GLOCESTER.--Voulez-vous donc me précipiter dans un monde de soucis? Eh bien, rappelez-les: je ne suis pas fait de pierre, et je sens que mon coeur est touché de vos tendres sollicitations (sort Catesby), quoique ce soit contre ma conscience et mon inclination. (Entrent Buckingham et les autres.) Cousin Buckingham.... et vous, hommes sages et respectables, puisque vous voulez charger mes épaules du fardeau de la grandeur, et me le faire porter, que je le veuille ou non, il faut bien que je m'y soumette avec résignation. Mais si la noire calomnie, ou le blâme au visage odieux, sont un jour la conséquence du devoir que vous m'imposez, la violence que vous me faites me sauvera de toutes les censures, et de toutes les taches d'ignominie qui pourraient en résulter; car Dieu m'est témoin, et vous le voyez en quelque sorte vous-mêmes, combien je suis loin de désirer ce qui m'arrive.

LE MAIRE.--Que Dieu bénisse Votre Grâce! Nous le voyons, et nous le publierons.

GLOCESTER.--En le disant, vous ne direz que la vérité.

BUCKINGHAM.--Je vous salue donc de ce titre royal. Longue vie au roi Richard, le digne souverain de l'Angleterre!

TOUS.--Amen.

BUCKINGHAM.--Vous plairait-il d'être couronné demain?
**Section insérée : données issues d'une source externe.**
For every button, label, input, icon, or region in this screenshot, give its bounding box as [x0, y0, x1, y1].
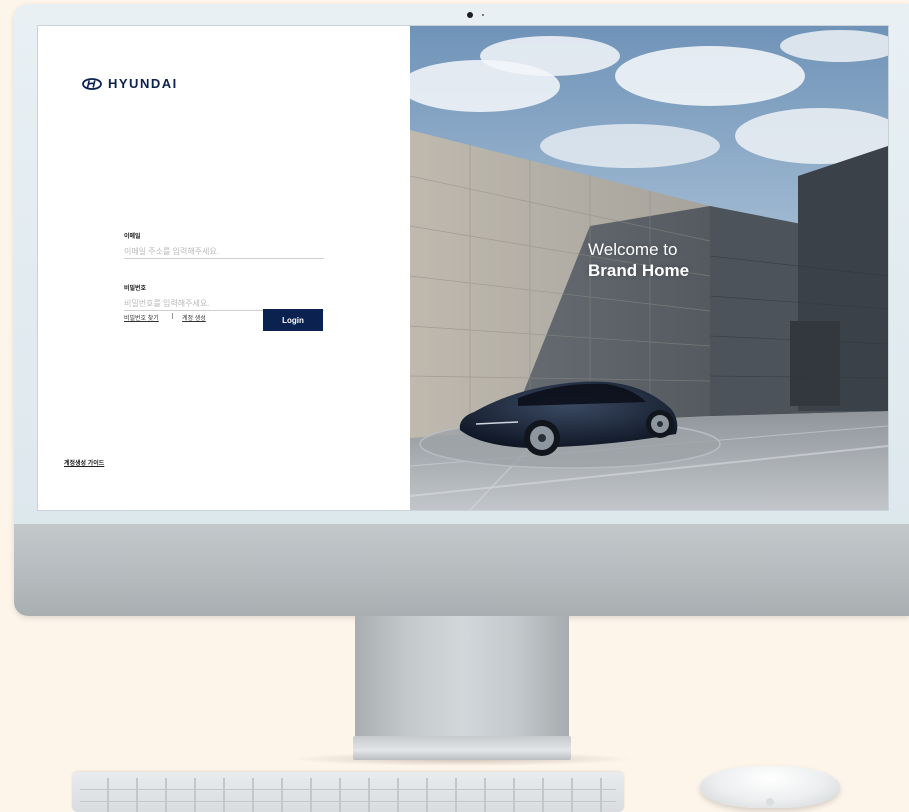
find-password-link[interactable]: 비밀번호 찾기	[124, 313, 159, 322]
sensor-icon	[482, 14, 484, 16]
password-label: 비밀번호	[124, 286, 147, 292]
link-divider	[172, 313, 173, 319]
login-panel: HYUNDAI 이메일 비밀번호 비밀번호 찾기 계정 생성 Login 계정생…	[38, 26, 410, 510]
hyundai-emblem-icon	[82, 77, 102, 90]
imac-display: HYUNDAI 이메일 비밀번호 비밀번호 찾기 계정 생성 Login 계정생…	[14, 4, 909, 616]
email-input[interactable]	[124, 244, 324, 259]
apple-logo-icon	[766, 798, 774, 806]
account-guide-link[interactable]: 계정생성 가이드	[64, 458, 104, 467]
hero-title-line2: Brand Home	[588, 261, 690, 280]
camera-icon	[467, 12, 473, 18]
hero-headline: Welcome to Brand Home	[588, 240, 689, 281]
monitor-chin	[14, 524, 909, 616]
create-account-link[interactable]: 계정 생성	[182, 313, 206, 322]
monitor-stand	[355, 616, 569, 742]
hero-image: Welcome to Brand Home	[410, 26, 888, 510]
keyboard	[72, 772, 624, 812]
brand-logo: HYUNDAI	[82, 76, 178, 91]
mouse	[700, 766, 840, 808]
hero-title-line1: Welcome to	[588, 240, 678, 259]
stand-foot	[353, 736, 571, 760]
email-label: 이메일	[124, 234, 141, 240]
brand-wordmark: HYUNDAI	[108, 76, 178, 91]
screen: HYUNDAI 이메일 비밀번호 비밀번호 찾기 계정 생성 Login 계정생…	[37, 25, 889, 511]
login-button[interactable]: Login	[263, 309, 323, 331]
keyboard-keys	[80, 778, 616, 812]
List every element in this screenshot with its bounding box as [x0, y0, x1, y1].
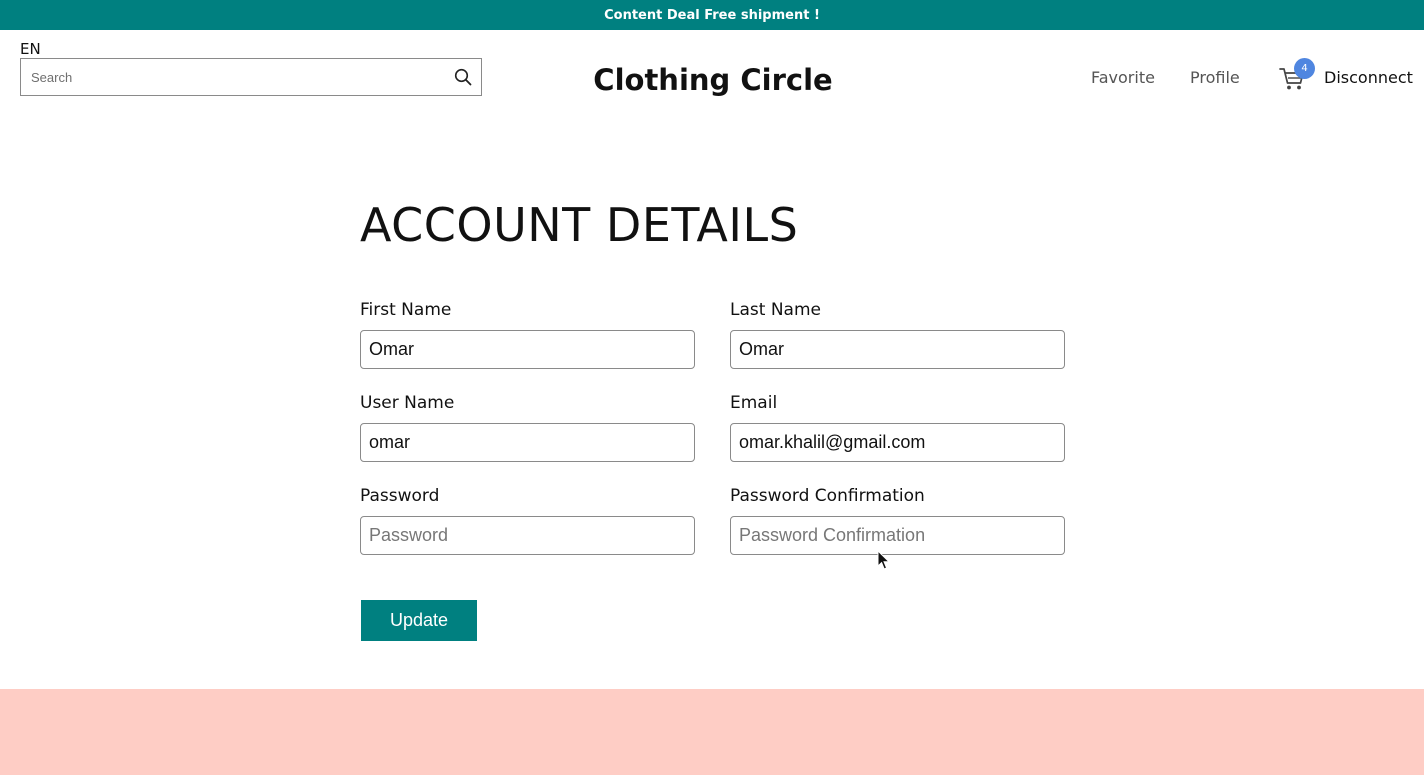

GLOCESTER.--Ce sera quand il vous plaira, puisque vous le voulez absolument.

BUCKINGHAM.--Nous viendrons donc demain pour accompagner Votre Grâce: et nous prenons congé de vous, le coeur rempli de joie.

GLOCESTER, aux ecclésiastiques qui sont avec lui.--Venez: allons reprendre nos pieux exercices.--Adieu, bon cousin.--Adieu, chers amis.